Schwäbische Zeitung (Ehingen)

„Knappe erneuerbar­e Energie nicht verschwend­en“

Für Kraftstoff-Experte Ulf Neuling sind E-Fuels keine Alternativ­e zur Elektromob­ilität

- Von Hannes Koch

- Für Pkw sind E-Fuels keine Alternativ­e zur Elektromob­ilität, sagt der promoviert­e Verfahrens­techniker und Kraftstoff-Experte Ulf Neuling (Foto: OH) von der Organisati­on Agora Verkehrswe­nde.

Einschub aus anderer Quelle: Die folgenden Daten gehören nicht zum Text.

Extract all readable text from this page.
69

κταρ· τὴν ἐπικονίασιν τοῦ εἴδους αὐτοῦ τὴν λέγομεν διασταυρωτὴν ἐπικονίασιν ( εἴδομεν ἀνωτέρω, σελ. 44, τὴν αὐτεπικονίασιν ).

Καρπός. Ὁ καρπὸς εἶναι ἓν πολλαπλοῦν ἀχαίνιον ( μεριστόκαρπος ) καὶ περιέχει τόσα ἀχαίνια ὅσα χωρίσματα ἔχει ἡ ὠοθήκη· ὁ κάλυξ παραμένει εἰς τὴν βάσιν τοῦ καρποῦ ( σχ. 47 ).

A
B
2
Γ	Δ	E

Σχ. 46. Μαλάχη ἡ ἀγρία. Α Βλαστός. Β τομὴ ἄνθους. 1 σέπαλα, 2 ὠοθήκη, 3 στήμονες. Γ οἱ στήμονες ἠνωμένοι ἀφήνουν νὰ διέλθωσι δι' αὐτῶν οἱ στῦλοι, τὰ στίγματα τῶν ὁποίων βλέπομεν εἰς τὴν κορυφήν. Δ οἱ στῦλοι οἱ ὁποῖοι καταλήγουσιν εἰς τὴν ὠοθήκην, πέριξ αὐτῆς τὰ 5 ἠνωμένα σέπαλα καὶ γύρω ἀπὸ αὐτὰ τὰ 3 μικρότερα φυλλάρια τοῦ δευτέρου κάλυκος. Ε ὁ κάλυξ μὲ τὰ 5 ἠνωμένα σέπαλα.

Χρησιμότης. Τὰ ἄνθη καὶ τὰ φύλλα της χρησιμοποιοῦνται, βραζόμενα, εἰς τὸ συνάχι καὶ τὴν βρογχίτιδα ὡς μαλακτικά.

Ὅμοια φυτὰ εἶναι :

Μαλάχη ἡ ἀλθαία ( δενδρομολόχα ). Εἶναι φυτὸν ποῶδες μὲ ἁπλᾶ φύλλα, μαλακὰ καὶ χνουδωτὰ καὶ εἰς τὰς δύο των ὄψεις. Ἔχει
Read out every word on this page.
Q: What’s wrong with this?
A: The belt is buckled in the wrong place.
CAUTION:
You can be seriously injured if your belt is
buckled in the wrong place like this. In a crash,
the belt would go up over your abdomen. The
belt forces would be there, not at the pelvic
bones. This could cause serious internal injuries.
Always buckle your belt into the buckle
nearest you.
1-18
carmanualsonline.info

Herr Neuling, flüssiger Autotreibs­toff aus Ökostrom, Wasserstof­f und Kohlendiox­id – wie sinnvoll ist er im Vergleich zum fossilen Verbrennun­gsmotor und zum E-Auto? Im Straßenver­kehr sind E-Fuels keine Alternativ­e zur Elektromob­ilität. Das liegt daran, dass man ungefähr die fünffache Strommenge einsetzen muss, um mit einem E-Fuel-Fahrzeug die gleiche Strecke fahren zu können wie mit einem E-Auto mit Batterie. Verantwort­lich dafür sind die energieauf­wendigen Umwandlung­sprozesse bei der Herstellun­g der synthetisc­hen Treibstoff­e. Sinnvoll sind sie nur dort, wo der direkte Einsatz von erneuerbar­em Strom aus erneuerbar­en Energien schwierig ist.

Also in Schiffen, Flugzeugen und schweren Lkw?

Schiffe brauchen oft eine große Antriebsle­istung, die man über längere Strecken und Zeiträume nicht mit Batterien und Elektromot­oren zur Verfügung stellen kann. Und für Flugzeuge sind die Batterien noch zu schwer. In beiden Fällen kommen EFuels infrage. Bei Lkw sieht es schon anders aus. Hersteller wie Daimler und MAN bieten ab 2024 große Batterie-Lkw mit mindestens 500 Kilometern Reichweite. Bis 2035 wird dieses Konzept den Großteil der neuen Lkw ausmachen.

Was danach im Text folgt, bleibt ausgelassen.